Page 51 of Quinn, By Design

Like her gran, he showed he cared through acts of service. So could she.

* * *

Dawn was breaking ona crisp autumn Sunday morning. Niall had been in his workshop for an hour. Pushing himself for an extra fifteen minutes or a half hour or an hour had become routine. Alerted by his system of flashing lights, he pushed himself upright, pulled his goggles around his neck and rolled his shoulders. He checked the message from Anna on his phone, drained his tea and returned to dismantling the second Gothic chair for Lucy.

“You can avoid me for just so long, boyo, then you’re dead meat.” Anna pocketed her phone when he swung the door wide thirty minutes later, and tilted her head to one side, listening. “Paul Simon’s ‘Wristband.’ That’s a blast from the past.”

“Lovely to see you, Anna.

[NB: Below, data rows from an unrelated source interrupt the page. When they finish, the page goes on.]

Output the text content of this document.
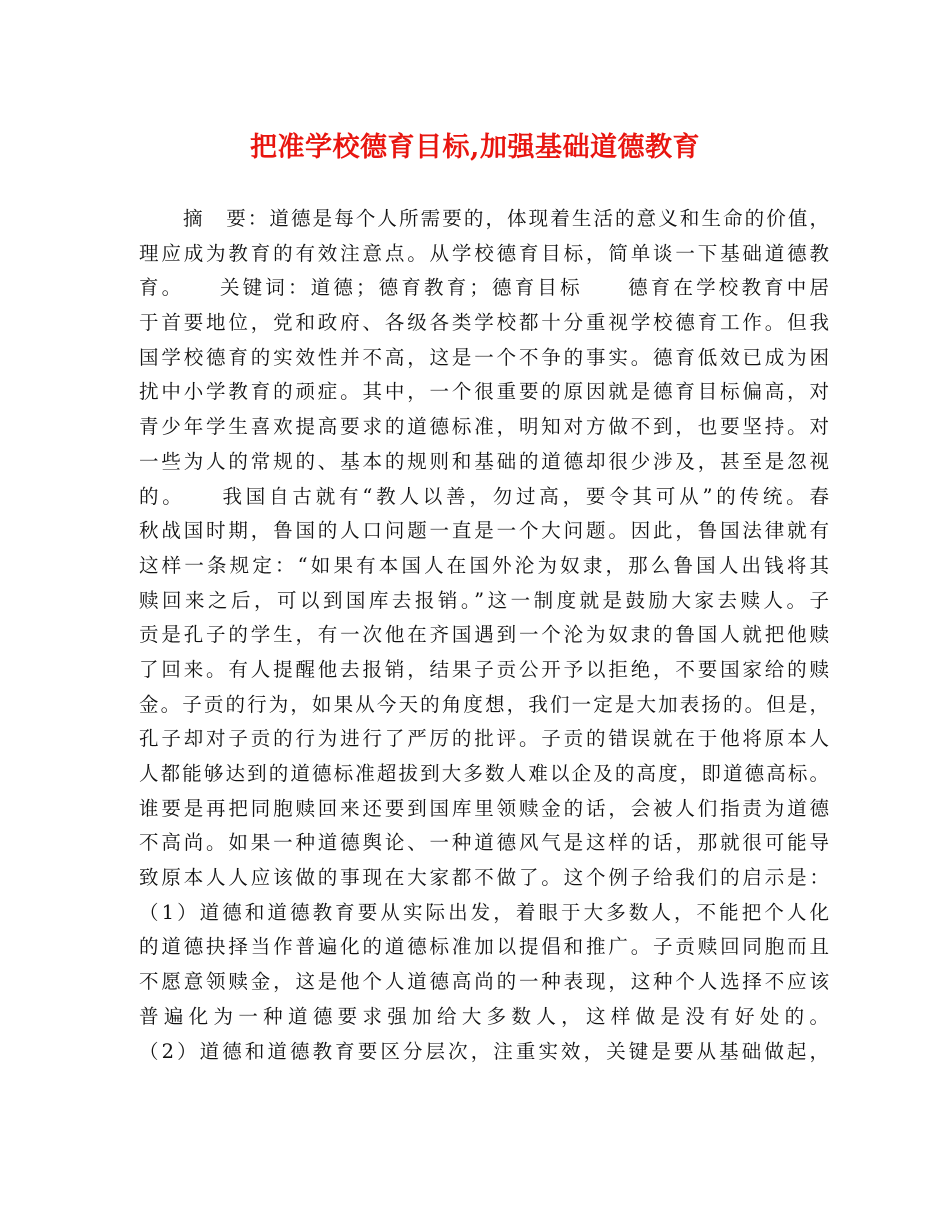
把准学校德育目标,加强基础道德教育
摘　要：道德是每个人所需要的，体现着生活的意义和生命的价值，
理应成为教育的有效注意点。从学校德育目标，简单谈一下基础道德教
育。　　关键词：道德；德育教育；德育目标　　德育在学校教育中居
于首要地位，党和政府、各级各类学校都十分重视学校德育工作。但我
国学校德育的实效性并不高，这是一个不争的事实。德育低效已成为困
扰中小学教育的顽症。其中，一个很重要的原因就是德育目标偏高，对
青少年学生喜欢提高要求的道德标准，明知对方做不到，也要坚持。对
一些为人的常规的、基本的规则和基础的道德却很少涉及，甚至是忽视
的。　　我国自古就有“教人以善，勿过高，要令其可从”的传统。春
秋战国时期，鲁国的人口问题一直是一个大问题。因此，鲁国法律就有
这样一条规定：“如果有本国人在国外沦为奴隶，那么鲁国人出钱将其
赎回来之后，可以到国库去报销。”这一制度就是鼓励大家去赎人。子
贡是孔子的学生，有一次他在齐国遇到一个沦为奴隶的鲁国人就把他赎
了回来。有人提醒他去报销，结果子贡公开予以拒绝，不要国家给的赎
金。子贡的行为，如果从今天的角度想，我们一定是大加表扬的。但是，
孔子却对子贡的行为进行了严厉的批评。子贡的错误就在于他将原本人
人都能够达到的道德标准超拔到大多数人难以企及的高度，即道德高标。
谁要是再把同胞赎回来还要到国库里领赎金的话，会被人们指责为道德
不高尚。如果一种道德舆论、一种道德风气是这样的话，那就很可能导
致原本人人应该做的事现在大家都不做了。这个例子给我们的启示是：
（1）道德和道德教育要从实际出发，着眼于大多数人，不能把个人化
的道德抉择当作普遍化的道德标准加以提倡和推广。子贡赎回同胞而且
不愿意领赎金，这是他个人道德高尚的一种表现，这种个人选择不应该
普遍化为一种道德要求强加给大多数人，这样做是没有好处的。
（2）道德和道德教育要区分层次，注重实效，关键是要从基础做起，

He suited my mood.” A six-foot-eight guard baring all comers from Niall’s door would have been welcome this morning. “How can I help you?” He braced for her succinct annihilation of his excuses.

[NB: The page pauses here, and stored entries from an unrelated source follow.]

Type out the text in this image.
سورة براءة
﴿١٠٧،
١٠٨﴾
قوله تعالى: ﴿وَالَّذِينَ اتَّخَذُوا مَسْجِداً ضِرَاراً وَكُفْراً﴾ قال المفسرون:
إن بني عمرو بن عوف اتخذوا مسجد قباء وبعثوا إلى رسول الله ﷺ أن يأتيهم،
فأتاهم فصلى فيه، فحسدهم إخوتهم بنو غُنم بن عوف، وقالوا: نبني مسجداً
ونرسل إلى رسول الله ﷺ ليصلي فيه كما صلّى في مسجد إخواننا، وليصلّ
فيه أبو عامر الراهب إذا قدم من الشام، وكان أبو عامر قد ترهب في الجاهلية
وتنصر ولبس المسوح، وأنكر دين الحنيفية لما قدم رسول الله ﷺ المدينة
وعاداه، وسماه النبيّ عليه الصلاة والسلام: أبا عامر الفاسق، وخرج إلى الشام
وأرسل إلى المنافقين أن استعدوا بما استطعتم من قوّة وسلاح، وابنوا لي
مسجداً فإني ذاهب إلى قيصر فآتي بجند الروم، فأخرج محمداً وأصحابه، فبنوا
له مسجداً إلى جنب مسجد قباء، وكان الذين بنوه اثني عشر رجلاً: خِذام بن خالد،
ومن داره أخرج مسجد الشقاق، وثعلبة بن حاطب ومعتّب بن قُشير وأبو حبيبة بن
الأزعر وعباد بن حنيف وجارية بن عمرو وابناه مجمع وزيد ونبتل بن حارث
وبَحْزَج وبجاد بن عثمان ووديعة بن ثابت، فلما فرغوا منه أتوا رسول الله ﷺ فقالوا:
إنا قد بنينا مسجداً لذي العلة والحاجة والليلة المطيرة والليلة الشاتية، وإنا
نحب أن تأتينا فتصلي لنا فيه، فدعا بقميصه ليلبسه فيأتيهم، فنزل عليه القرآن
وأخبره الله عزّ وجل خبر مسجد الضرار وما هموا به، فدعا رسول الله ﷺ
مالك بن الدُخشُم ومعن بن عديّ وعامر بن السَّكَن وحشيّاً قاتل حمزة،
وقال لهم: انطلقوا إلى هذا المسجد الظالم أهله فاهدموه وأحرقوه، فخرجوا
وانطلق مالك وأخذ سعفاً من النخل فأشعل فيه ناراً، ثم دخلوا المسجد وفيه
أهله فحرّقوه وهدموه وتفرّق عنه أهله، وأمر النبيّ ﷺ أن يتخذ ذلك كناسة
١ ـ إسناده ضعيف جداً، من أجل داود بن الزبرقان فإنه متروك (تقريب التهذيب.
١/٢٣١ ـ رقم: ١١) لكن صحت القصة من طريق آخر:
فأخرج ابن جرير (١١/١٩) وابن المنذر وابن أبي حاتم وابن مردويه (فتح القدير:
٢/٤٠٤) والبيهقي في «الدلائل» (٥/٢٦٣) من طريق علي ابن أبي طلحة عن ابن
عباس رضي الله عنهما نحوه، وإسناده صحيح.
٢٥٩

“You can answer my texts and emails and tell me why your page for the exhibition isn’t live on your website yet?” Anna stabbed a finger into his chest. “It should have been live two weeks ago.”

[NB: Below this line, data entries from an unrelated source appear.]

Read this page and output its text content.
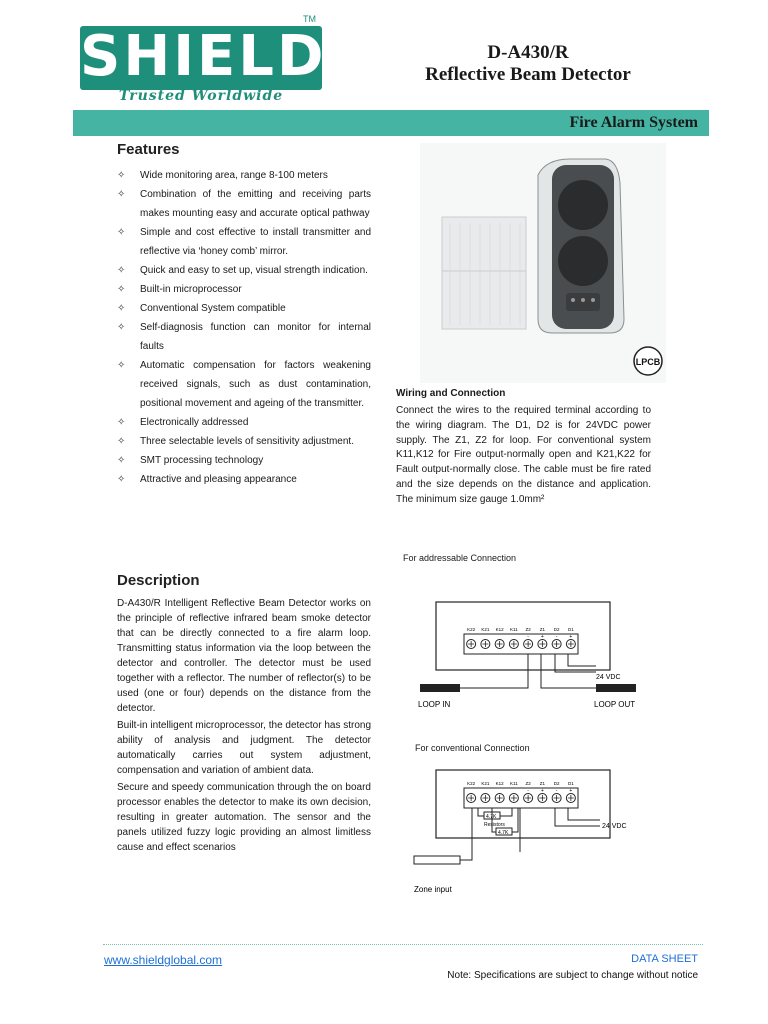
SHIELD
TM
Trusted Worldwide
D-A430/R
Reflective Beam Detector
Fire Alarm System
Features
✧ Wide monitoring area, range 8-100 meters
✧ Combination of the emitting and receiving parts makes mounting easy and accurate optical pathway
✧ Simple and cost effective to install transmitter and reflective via ‘honey comb’ mirror.
✧ Quick and easy to set up, visual strength indication.
✧ Built-in microprocessor
✧ Conventional System compatible
✧ Self-diagnosis function can monitor for internal faults
✧ Automatic compensation for factors weakening received signals, such as dust contamination, positional movement and ageing of the transmitter.
✧ Electronically addressed
✧ Three selectable levels of sensitivity adjustment.
✧ SMT processing technology
✧ Attractive and pleasing appearance
Description

D-A430/R Intelligent Reflective Beam Detector works on the principle of reflective infrared beam smoke detector that can be directly connected to a fire alarm loop. Transmitting status information via the loop between the detector and controller. The detector must be used together with a reflector. The number of reflector(s) to be used (one or four) depends on the distance from the detector.

Built-in intelligent microprocessor, the detector has strong ability of analysis and judgment. The detector automatically carries out system adjustment, compensation and variation of ambient data.

Secure and speedy communication through the on board processor enables the detector to make its own decision, resulting in greater automation. The sensor and the panels utilized fuzzy logic providing an almost limitless cause and effect scenarios

LPCB
Wiring and Connection
Connect the wires to the required terminal according to the wiring diagram. The D1, D2 is for 24VDC power supply. The Z1, Z2 for loop. For conventional system K11,K12 for Fire output-normally open and K21,K22 for Fault output-normally close. The cable must be fire rated and the size depends on the distance and application. The minimum size gauge 1.0mm²
For addressable Connection
K22 K21 K12 K11 Z2 Z1 D2 D1
- + - +
24 VDC
LOOP IN	LOOP OUT
For conventional Connection
K22 K21 K12 K11 Z2 Z1 D2 D1
- + - +
4.7K
4.7K
Resistors
Zone input
24 VDC
www.shieldglobal.com	DATA SHEET
Note: Specifications are subject to change without notice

“I’m having second thoughts.” He turned his back on her, always a dangerous move.

She grabbed his arm and, because she worked out and was stronger than she looked, she tugged him back to face her. Scanning his face, her expression went from irritated to concerned at what she saw. The woman could read body language across a crowded room, so what hope did he have?

“Tell Anna all about it.” She tucked her hand through his arm and half-pulled, half-dragged him to the table under the window. She pushed him into a chair but remained standing. “And I meanallabout it. This is not a good move.”

“I haven’t finished enough pieces,” he said the words aloud for the first time, although his head was near to bursting with the brutal reality.

“Stop everything else and make more.” Anna excelled at identifying solutions.

“I’m still under contract with Leopold’s.” For another two weeks, until the last job was finished, but non-negotiable. He’d promised his brother the money, and he’d never broken a contract in his life.

“That’s a self-imposed penance, and why the Quinn brothers have to compete for saint of the week is beyond me.” The flamenco tap of her boot heel was a dance of frustration.

“He’s carried the load a long time.” He played his strongest card. “Don’t you think he and Kate deserve a cushion now the babe’s coming.”

“Not gonna catch me on that one. I can be as sooky as the next person about babies, but this isn’t about Leopold’s contract.” She paced off the line of finished frames resting against the side wall. “You were juggling the frames and the pieces for the exhibition very nicely six weeks ago.” She came to the end of the line and stopped in front of a set of two mahogany Gothic revival side chairs. “More restoration for Lucy.”

“Perhaps.” He shrugged.

“No perhaps about it. They’re antiques, they’re broken, and they’re sitting in the middle of your workshop on aSunday.” She invested the word with all the loathing of a vegetarian for a piece of rare steak. “There’s not even a scent of a Quinn piece in the place.”

“I owe her granda a lot.” He gripped the back of his neck and rotated his head, although the ache was in his heart more than his muscle memory. Cam had put both Niall and Lucy in an impossible position with his will.

“She didn’t strike me as a selfish cow.” Anna tipped up one chair and examined the fracture down the straight back leg. “She said she liked your work.”

“She’s not. She does. Cam left complications for Lucy too.” Niall would defend her as long as he had breath. His quibbles were with the old man’s machinations.

“Just a guess here, my carpenter friend. We all had to keep shtum about the exhibition last week because you haven’t told her about it.”

“Correct.”

“Single-word answers don’t cut it with me.” She wandered back toward him, her arms crossed—Athena on the warpath. “You must be confusing me with my sweet, somewhat distracted sister.”

“Never.” He loved Anna’s loyalty to friends and family, her pushiness when she was worried.

“Another one-word answer,” she muttered.

“Couldn’t resist.” He rose and wrapped his arms around her, resting his cheek on her crown, so she couldn’t see his face. “Her granda gave me this workspace, gave me the opportunity to create the pieces for the exhibition. She needs some help to get through this early grieving period.”

“I’m guessing you’re giving her more than your days.”

“Lucy’s working on a special opening at McTavish’s, but yeah, we’re spending some time together.” Late meals, snatched lovemaking, falling asleep in each other’s arms, and getting up early to do it all again. In the hushed conversations before sleep, mostly he asked about how her plans were progressing, and kept shtum about the collapse of his own.

“You’re in love with her,” she said, half-question, half-statement, and her words made his heart race with impossible longings.

“I can wait a bit longer for my exhibition.”